Do you want to provide a documentation patch to make this clear? It's the same for pad probes and other similar callbacks btw.
What shall we do about this?
I would consider this WONTFIX. It's the same problem with all functions that allow scheduling a callback to be called at some point (e.g. g_idle_add() has the same). It's how these things are working everywhere, and if you need more guarantees you have to do that from inside the callback.
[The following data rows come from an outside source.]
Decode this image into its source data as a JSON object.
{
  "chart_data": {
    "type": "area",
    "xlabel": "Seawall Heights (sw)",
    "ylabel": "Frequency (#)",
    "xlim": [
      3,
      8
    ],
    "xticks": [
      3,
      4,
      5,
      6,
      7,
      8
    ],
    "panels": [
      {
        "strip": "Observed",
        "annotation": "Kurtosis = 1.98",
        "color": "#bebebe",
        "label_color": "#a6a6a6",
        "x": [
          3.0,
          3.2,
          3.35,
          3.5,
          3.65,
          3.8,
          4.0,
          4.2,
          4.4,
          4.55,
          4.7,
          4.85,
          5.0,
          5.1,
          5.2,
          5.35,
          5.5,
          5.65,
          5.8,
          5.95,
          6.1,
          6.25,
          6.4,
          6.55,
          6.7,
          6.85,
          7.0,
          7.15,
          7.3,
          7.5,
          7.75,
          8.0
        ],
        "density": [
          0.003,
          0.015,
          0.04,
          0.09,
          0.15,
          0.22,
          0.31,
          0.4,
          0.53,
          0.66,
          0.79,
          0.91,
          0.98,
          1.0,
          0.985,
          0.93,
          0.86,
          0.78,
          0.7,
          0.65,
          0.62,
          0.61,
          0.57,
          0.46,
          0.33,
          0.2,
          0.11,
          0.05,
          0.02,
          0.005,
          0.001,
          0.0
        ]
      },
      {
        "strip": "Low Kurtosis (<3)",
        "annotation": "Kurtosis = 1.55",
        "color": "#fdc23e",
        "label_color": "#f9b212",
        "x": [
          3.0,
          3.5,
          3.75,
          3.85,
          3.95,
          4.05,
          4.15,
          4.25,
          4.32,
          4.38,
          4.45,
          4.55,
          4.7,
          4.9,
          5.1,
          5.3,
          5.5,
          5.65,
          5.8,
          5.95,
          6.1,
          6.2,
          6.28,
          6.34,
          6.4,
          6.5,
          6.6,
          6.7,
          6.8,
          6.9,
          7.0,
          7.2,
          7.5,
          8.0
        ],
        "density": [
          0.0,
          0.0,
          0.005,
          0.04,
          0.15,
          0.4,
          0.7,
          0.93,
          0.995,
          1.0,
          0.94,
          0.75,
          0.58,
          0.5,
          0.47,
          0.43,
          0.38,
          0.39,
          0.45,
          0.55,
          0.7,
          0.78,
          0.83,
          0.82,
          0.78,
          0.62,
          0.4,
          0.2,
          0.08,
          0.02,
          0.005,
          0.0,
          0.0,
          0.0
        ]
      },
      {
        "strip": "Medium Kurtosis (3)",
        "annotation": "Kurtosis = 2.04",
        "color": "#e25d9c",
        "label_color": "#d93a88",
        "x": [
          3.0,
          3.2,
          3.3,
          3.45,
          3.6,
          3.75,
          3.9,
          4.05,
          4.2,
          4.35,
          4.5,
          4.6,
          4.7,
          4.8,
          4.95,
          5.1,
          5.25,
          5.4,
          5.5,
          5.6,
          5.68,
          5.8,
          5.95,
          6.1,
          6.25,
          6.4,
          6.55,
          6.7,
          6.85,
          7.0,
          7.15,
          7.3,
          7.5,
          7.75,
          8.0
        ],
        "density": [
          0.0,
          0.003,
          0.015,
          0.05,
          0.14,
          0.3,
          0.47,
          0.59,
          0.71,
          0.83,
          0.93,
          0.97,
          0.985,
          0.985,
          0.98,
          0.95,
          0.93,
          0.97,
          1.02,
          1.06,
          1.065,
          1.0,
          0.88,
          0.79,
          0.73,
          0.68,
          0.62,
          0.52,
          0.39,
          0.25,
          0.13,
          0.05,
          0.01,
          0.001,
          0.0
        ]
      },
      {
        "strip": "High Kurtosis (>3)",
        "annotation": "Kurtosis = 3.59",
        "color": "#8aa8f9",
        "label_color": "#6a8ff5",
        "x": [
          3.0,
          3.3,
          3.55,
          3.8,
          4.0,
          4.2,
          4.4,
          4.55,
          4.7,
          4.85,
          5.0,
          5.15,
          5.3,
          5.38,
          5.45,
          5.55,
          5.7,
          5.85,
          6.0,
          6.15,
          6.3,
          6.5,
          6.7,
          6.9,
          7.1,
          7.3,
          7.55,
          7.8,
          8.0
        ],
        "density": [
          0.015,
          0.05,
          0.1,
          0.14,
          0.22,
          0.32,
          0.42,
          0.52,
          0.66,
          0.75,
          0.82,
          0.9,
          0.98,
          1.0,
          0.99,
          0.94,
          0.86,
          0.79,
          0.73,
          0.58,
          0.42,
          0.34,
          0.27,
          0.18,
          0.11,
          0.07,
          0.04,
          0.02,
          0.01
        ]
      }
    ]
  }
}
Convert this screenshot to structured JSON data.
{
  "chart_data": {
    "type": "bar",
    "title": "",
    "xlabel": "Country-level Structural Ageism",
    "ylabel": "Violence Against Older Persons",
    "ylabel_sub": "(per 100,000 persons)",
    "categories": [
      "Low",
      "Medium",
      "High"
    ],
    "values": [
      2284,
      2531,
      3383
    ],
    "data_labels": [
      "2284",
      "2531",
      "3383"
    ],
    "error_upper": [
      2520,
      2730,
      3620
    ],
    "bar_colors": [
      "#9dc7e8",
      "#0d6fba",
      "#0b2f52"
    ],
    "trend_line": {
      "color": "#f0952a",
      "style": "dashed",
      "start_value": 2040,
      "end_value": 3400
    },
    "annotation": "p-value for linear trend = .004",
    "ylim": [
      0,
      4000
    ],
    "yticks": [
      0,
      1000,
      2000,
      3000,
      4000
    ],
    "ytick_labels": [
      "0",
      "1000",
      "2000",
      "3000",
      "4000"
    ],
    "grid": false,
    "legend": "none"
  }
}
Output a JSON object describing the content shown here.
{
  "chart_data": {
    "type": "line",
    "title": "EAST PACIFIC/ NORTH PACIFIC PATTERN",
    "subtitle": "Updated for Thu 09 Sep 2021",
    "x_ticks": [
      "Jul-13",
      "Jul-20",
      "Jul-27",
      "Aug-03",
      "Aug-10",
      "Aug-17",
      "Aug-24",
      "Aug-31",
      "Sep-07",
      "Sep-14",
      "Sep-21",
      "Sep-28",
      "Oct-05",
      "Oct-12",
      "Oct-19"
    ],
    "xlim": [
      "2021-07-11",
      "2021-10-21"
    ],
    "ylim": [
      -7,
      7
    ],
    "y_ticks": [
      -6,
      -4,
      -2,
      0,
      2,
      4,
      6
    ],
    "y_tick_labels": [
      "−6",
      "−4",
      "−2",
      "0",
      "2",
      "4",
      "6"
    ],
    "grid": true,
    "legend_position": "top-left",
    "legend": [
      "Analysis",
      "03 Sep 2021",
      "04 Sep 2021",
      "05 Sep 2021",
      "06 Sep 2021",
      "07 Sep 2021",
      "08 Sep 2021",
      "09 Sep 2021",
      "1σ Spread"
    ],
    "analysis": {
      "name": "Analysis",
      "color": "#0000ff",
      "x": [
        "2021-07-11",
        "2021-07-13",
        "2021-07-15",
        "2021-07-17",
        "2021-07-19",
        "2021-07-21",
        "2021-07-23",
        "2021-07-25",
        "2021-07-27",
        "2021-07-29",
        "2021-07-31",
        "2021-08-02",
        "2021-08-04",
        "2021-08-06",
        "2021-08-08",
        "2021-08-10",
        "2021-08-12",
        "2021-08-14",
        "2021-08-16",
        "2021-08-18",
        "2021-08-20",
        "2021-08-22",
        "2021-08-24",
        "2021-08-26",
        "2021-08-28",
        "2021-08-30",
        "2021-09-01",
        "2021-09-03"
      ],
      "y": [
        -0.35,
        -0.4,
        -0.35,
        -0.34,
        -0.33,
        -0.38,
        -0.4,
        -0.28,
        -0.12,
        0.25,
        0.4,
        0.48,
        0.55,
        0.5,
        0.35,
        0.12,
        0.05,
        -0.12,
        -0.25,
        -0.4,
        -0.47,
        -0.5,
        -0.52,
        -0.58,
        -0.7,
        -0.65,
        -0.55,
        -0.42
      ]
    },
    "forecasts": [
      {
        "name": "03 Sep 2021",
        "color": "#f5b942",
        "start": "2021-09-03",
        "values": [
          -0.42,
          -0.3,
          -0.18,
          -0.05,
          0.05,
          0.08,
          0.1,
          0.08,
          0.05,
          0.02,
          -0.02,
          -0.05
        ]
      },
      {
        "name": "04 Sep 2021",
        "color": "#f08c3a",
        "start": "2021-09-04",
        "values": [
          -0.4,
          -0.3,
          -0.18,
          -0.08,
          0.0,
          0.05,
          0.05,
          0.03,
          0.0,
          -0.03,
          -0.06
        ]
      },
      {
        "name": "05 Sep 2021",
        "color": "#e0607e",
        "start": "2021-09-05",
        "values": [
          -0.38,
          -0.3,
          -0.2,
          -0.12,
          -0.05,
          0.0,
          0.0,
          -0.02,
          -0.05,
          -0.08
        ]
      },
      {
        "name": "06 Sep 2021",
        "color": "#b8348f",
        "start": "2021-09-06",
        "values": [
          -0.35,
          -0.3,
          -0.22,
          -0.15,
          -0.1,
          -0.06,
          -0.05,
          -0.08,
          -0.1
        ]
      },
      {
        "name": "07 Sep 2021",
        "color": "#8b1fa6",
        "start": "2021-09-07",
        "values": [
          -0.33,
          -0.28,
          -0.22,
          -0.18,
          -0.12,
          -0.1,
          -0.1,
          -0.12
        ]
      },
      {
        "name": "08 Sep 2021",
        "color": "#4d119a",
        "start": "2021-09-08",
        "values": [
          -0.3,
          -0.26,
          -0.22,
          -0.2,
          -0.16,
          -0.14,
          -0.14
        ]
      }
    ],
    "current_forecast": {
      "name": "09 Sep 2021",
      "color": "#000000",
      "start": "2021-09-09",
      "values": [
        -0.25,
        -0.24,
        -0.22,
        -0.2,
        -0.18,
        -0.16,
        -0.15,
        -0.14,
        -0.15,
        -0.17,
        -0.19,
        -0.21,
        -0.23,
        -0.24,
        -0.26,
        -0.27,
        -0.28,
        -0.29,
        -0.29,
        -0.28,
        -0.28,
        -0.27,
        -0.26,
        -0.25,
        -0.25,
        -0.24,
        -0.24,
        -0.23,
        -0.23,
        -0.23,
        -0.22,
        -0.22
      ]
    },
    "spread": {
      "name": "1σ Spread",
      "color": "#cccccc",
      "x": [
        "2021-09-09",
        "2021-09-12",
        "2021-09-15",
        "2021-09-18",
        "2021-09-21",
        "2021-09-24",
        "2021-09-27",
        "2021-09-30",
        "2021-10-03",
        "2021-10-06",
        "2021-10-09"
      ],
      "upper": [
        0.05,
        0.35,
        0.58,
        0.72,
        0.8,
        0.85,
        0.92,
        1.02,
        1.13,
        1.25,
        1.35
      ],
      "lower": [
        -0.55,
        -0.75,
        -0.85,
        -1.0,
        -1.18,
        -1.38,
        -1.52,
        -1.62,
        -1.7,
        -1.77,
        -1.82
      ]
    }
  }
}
I don't mind either way. I ended up making my own equivalent function to do the same to ensure the function had finished executing after the remove was called. This eneded up with a glib thread, mutex, condition wait to replace the timer usage. So give you an example of the use case which causes the api to break for us. We have a gstreamer element which acts as a dataflow timeout in a pipeline. It does this by taking a timestamp of when the last time the chain function was run. During the state transition from paused -> playing we start the timer. The timer then checks when the last buffer was seen and sends an event on the bus if it exceeds a certain value. Then during the state transition from playing -> paused we stop the timer. However when the system is under load. It is possible to do the state transition playing -> pause -> null and free the element before the callback has had a chance to finish running which will in turn crash when it accesses the already free'ed memory. Based on how the api call is made. From what I can tell its practically impossible to stop the bug like the above happening when the api is used with a callback like above. So it probably points to other yet unknown bugs in gstreamer
That's why the GDestroyNotify parameter of gst_clock_id_wait_async() exists. You somehow need to ensure that the user_data is going to be valid until the callback was called or the clock id is destroyed.